The phases of wound healing

After injuries – without us having to contribute anything in particular – a wound healing process occurs. The body heals itself!
This wound healing process consists of three phases, which can take different lengths of time depending on the injury and tissue.

With the help of the following article, we would like to introduce you to the three individual wound healing phases in more detail so that you can better assess and support the next healing process. The three healing phases are as follows:

  • Inflammatory phase
  • Proliferation phase
  • Remodeling phase

In the event of an injury, these three phases are always run through. How long each phase lasts depends on the type of injury and also the rehabilitation. Let’s start with the first phase.

Inflammatory phase

The inflammatory phase is the first wound healing phase and lasts up to 5 days, but can vary somewhat from individual to individual and depending on the injury. The inflammatory phase is the body’s first reaction to an injury. It can be further divided into a vascular and a cellular phase. In the vascular phase, approximately up to the 2nd day, mainly coagulation takes place. That is, bleeding is stopped and vascular repair takes place. Furthermore, the immune defense is activated and pain occurs so that the injury area is automatically spared. In the cellular phase, the body begins to break down injured tissue and build up new tissue, initially of lower quality.

Pain, heating, redness, swelling and functional limitation are characteristics of an inflammatory phase.

Pain, heating, redness, swelling and a loss of function characterize the inflammatory phase. In this phase, it is recommended to stick to the “PEACE” concept, which we have explained in more detail in the blog PEACE & LOVE in case of injuries.

Protect – Elevation – Avoid – Compression Education

Proliferation phase

In the second phase of wound healing, which lasts approximately from the5th to the 21stday after the injury, new connective tissue continues to be formed in the injured area, which is supplied by the newly grown blood vessels.

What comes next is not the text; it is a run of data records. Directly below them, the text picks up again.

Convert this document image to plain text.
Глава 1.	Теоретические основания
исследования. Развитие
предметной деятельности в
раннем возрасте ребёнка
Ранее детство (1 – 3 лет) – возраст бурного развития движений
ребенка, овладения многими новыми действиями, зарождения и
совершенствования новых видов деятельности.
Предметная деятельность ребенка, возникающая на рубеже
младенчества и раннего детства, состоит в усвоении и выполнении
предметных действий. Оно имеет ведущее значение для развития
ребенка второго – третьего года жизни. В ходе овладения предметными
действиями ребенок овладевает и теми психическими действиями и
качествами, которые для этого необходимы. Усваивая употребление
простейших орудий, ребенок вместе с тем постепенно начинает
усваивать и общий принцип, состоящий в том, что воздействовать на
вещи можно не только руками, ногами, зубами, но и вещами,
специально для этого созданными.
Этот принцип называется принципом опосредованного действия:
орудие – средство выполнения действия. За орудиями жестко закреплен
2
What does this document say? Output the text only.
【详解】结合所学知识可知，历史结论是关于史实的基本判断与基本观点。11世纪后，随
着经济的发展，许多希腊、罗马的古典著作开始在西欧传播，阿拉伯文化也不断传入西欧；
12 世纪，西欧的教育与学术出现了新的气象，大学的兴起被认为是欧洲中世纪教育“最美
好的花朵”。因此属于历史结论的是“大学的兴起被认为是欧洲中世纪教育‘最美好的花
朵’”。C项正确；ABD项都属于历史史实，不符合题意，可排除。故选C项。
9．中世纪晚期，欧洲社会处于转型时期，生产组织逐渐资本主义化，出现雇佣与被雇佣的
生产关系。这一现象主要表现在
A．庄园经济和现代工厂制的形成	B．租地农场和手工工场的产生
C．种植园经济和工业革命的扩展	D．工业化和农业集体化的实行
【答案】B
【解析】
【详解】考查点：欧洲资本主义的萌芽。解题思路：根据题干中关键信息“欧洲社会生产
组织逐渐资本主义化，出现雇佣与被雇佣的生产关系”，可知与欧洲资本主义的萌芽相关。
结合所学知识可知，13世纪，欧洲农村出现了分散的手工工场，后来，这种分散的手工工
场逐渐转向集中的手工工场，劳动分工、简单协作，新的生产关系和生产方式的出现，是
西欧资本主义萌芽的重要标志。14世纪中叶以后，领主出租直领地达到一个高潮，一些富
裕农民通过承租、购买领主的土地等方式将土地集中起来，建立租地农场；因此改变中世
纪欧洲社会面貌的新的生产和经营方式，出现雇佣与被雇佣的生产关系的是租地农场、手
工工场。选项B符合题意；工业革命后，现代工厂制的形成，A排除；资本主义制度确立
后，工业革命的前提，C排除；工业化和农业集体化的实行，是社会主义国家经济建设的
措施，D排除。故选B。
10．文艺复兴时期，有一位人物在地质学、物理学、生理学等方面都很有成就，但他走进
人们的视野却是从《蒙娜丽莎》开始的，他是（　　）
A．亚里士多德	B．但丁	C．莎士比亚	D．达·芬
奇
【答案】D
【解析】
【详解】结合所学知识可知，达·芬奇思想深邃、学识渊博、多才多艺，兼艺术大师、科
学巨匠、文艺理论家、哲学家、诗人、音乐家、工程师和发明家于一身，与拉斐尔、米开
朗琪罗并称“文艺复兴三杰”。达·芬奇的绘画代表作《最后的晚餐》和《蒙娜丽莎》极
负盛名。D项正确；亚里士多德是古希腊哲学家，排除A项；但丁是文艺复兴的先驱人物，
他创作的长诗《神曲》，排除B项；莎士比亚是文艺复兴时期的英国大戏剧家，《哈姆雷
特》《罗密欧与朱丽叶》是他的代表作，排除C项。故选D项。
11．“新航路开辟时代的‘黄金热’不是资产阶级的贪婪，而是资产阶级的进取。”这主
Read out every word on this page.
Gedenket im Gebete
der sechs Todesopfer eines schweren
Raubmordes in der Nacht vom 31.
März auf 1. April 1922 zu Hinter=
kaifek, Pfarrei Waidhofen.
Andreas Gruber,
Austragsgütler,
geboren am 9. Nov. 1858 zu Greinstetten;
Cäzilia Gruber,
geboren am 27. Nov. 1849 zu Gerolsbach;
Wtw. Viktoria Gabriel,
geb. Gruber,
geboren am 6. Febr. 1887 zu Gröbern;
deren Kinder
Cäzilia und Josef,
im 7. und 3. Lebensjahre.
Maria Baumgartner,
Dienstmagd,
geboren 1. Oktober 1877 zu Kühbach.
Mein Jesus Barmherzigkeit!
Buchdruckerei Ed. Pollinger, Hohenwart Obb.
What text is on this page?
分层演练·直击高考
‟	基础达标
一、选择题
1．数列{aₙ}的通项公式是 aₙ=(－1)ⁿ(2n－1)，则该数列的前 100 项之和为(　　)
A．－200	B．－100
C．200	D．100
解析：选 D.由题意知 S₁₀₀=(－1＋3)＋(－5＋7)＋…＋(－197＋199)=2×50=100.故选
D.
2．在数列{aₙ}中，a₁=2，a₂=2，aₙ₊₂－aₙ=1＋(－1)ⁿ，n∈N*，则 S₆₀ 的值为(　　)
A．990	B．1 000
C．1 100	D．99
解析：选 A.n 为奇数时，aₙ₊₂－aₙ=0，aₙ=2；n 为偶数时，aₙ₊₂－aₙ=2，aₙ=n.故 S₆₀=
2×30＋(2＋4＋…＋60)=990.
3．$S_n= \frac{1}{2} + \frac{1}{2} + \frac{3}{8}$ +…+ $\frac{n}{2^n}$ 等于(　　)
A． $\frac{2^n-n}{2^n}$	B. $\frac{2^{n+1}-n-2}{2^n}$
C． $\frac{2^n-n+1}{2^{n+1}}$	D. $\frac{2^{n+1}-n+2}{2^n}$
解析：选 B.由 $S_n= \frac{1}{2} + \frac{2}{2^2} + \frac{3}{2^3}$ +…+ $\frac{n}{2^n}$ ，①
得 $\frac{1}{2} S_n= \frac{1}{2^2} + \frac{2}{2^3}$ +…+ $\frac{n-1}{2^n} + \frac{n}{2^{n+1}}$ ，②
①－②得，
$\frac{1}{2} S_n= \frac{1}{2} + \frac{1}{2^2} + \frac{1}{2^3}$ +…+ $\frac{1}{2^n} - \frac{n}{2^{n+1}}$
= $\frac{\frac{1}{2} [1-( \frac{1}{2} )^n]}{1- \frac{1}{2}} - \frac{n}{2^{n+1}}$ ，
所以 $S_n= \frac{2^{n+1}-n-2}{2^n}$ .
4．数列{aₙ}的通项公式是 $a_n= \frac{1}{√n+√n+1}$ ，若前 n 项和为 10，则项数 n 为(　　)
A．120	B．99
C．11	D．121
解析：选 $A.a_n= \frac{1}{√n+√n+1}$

Initially, the new tissue is not yet as resilient as it was before the injury. In order for connective tissue fibers to align correctly and for the tissue to become more resistant again, the tissue must be subjectedto successive stresses during the proliferation phase. It should be stressed but not overstressed. In order for this to succeed, we follow the LOVE” concept.

Load – Optimism Vascularisation – Exercise

The aim of the proliferation phase is to make the tissue more resistant.

Remodeling phase

The last of the three wound healing phases is the remodeling or also called reconstruction/resilience phase. It can last up to a year after the injury. As the name implies, the new tissue adapts to the demands and continues to build up where it is required. It is also important that the rehabilitation of sports injuries is sport-specific. This is the only way to ensure that injured muscles become more resilient, bones stronger and soft tissues more flexible.

In order for this to happen, individually adapted training is needed. The loads should be increased gradually and for this purpose the “LOVE” concept can be followed further.

Load – Optimism – Vascularisation – Exercise


de Morree JJ. Dynamics of human connective tissue: function, damage and recovery. Urban & Fischer Verlag/Elsevier GmbH; 2. edition (18. February 2013).